Dans ce “livre-photo” dédié à l’âge d’or des salles obscures du royaume, “le récit est illustré par de nombreux articles de presse ou d’extraits de livres, mais aussi par des interviews de professionnels (cinéastes et exploitants) afin de témoigner et de faire revivre ces cinémas”.Crédit: DR

À votre droite, un jeune couple en recherche d’intimité, qui ne connaît pas le nom du film projeté. A votre gauche, un écran de smartphone sur lequel défile un fil d’actualité Facebook pendant la moitié de la séance. Au total, une vingtaine de personnes dans la salle, et des dizaines de sièges effroyablement vides.

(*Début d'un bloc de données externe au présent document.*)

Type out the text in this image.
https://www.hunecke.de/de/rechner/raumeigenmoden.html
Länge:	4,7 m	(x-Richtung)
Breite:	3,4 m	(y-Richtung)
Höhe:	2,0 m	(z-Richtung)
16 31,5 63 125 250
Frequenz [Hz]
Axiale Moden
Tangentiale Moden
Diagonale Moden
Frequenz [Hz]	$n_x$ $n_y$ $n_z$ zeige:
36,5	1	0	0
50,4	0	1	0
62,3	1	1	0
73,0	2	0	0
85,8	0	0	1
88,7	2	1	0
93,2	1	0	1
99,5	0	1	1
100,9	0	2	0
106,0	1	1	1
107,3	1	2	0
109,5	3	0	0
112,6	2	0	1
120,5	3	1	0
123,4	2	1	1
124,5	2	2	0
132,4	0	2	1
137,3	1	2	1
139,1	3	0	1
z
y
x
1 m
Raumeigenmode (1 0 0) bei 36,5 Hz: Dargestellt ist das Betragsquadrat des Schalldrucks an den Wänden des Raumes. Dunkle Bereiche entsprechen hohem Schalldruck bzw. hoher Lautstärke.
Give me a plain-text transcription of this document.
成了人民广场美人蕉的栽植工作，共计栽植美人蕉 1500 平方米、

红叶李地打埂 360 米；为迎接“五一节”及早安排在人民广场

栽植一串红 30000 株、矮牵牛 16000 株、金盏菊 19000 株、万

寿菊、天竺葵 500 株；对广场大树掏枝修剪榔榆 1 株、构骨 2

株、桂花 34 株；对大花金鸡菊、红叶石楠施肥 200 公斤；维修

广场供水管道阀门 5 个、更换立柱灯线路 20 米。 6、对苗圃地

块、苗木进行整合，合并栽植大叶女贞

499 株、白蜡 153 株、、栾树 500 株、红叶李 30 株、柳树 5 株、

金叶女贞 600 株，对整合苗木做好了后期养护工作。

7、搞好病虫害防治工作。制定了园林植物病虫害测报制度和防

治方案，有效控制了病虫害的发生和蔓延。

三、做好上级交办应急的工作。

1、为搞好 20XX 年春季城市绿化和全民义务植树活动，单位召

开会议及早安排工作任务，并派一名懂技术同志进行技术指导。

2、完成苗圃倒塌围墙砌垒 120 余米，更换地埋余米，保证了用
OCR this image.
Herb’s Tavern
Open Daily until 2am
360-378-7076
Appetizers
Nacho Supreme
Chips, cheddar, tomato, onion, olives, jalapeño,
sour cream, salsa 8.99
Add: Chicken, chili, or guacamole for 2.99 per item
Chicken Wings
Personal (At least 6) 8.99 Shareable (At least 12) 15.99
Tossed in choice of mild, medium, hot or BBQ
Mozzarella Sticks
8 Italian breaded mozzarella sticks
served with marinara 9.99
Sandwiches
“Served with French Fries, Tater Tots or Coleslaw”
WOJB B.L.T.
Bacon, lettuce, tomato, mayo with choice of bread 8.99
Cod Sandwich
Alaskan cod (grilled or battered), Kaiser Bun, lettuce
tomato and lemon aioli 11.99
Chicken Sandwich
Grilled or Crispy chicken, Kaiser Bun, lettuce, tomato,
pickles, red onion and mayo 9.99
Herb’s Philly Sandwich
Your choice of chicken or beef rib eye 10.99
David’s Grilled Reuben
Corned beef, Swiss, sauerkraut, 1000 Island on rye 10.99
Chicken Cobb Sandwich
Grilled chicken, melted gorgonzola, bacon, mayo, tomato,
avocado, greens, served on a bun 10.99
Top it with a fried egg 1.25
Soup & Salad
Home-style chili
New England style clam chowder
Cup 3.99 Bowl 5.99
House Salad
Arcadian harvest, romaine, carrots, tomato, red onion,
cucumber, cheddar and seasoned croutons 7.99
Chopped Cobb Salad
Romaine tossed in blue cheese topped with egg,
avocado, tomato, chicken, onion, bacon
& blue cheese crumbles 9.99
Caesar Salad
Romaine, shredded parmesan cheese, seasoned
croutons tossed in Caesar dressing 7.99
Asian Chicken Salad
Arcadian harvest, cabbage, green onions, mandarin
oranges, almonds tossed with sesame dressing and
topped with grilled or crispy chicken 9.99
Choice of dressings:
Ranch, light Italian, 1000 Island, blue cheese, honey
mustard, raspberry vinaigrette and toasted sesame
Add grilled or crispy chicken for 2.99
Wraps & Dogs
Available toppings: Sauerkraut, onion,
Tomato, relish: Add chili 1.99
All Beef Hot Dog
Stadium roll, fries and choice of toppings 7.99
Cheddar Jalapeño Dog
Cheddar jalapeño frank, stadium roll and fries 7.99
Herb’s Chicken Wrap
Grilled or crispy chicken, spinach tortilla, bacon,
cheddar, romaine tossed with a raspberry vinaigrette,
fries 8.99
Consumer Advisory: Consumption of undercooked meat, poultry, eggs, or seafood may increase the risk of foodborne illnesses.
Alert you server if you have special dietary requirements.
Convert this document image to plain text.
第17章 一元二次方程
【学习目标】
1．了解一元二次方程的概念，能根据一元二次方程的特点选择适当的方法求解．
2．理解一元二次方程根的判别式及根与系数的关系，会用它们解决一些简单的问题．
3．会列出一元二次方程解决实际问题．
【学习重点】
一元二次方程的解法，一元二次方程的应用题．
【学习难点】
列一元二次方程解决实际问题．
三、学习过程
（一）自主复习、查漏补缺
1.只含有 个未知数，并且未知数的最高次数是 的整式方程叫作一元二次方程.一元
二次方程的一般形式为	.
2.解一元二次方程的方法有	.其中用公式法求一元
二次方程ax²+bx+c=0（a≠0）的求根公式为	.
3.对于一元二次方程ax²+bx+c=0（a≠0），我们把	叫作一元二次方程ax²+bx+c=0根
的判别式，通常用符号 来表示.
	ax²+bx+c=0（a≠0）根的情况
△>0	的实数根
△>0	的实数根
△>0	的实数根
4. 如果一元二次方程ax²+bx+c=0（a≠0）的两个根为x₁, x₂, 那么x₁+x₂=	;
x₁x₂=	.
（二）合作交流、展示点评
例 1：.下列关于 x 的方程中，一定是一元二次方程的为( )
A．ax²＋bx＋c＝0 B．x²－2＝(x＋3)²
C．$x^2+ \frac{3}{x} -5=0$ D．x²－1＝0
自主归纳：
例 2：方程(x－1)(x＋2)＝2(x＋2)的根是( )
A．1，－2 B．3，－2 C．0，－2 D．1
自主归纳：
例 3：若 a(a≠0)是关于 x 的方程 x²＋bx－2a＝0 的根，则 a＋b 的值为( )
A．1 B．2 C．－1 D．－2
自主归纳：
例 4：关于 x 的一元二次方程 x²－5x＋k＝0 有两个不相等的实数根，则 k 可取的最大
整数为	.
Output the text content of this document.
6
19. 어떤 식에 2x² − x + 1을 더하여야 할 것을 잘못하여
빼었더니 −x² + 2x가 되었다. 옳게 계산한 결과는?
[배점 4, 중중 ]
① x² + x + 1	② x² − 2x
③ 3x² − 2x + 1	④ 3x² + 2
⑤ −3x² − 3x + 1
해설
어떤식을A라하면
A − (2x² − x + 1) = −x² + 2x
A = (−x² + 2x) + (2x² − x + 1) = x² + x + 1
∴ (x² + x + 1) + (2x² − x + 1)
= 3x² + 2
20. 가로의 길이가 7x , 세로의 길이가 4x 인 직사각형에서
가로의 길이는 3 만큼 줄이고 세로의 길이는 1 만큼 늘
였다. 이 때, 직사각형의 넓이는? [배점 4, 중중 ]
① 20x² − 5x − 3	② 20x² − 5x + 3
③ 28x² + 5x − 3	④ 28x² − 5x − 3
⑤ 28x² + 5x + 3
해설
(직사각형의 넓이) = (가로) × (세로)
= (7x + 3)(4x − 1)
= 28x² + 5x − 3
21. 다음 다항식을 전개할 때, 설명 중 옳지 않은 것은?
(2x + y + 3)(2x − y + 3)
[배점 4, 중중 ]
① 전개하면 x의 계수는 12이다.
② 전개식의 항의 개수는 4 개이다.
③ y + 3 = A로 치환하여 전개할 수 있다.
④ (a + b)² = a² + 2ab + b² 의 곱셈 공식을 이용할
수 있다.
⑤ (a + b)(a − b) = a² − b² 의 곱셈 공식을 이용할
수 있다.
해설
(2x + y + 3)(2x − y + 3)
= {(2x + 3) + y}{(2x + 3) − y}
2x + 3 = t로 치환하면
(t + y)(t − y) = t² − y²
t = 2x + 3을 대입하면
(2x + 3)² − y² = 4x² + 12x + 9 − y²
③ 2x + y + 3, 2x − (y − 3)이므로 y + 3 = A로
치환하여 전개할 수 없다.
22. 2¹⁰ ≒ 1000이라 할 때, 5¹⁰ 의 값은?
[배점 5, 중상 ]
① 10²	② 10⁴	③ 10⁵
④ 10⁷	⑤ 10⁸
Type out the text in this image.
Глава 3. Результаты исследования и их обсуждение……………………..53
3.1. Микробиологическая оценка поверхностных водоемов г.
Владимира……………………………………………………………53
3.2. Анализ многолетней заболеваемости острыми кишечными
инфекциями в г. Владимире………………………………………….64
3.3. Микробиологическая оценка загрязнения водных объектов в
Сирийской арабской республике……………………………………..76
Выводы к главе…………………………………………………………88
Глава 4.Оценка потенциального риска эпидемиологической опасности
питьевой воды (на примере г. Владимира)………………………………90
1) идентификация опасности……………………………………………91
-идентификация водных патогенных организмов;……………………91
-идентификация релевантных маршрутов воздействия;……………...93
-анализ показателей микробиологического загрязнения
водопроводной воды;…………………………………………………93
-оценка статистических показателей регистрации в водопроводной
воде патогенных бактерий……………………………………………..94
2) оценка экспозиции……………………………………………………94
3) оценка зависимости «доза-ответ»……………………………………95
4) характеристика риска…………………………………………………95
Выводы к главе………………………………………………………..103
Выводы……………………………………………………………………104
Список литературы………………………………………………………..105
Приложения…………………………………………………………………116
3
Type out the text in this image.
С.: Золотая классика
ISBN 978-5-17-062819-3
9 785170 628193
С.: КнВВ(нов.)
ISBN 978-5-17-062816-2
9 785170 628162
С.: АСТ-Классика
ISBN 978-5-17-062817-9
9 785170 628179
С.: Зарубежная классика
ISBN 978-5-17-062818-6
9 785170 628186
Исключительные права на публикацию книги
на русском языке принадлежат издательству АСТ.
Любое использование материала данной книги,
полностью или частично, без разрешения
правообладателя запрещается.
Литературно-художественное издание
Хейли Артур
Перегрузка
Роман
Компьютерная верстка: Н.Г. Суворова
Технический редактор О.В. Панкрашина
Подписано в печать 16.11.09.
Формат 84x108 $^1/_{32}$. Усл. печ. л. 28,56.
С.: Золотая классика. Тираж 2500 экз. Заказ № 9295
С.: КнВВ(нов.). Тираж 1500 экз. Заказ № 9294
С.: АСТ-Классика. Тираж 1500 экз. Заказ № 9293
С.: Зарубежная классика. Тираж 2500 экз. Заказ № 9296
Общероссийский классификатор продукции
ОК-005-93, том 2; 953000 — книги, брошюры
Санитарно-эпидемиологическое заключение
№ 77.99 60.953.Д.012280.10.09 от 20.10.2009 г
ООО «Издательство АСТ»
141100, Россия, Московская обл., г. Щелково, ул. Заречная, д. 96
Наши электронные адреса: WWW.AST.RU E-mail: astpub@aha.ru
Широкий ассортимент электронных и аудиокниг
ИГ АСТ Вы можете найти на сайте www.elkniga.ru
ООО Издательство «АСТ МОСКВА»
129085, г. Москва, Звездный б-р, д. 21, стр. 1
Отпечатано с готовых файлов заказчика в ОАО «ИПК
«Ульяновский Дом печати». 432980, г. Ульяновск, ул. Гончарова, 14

C’est que depuis le début des années 2000, les plus belles salles de cinéma du royaume sont condamnées à la fermeture l’une après l’autre. Les plus récentes en date, le Lynx à Casablanca ou encore l’ABC à Meknès, n’ont pas survécu à la longue crise des cinémas pendant la pandémie.

Un bilan sinistre qui a poussé le photographe François Beaurain à se lancer dans un travail monumental de répertoriage des salles de cinéma du Maroc, de 1897 à nos jours. Le tout est réuni dans le beau-livre Cinémas du Maroc – Lumière sur les salles obscures du royaume, tout juste paru aux éditions la Croisée des Chemins.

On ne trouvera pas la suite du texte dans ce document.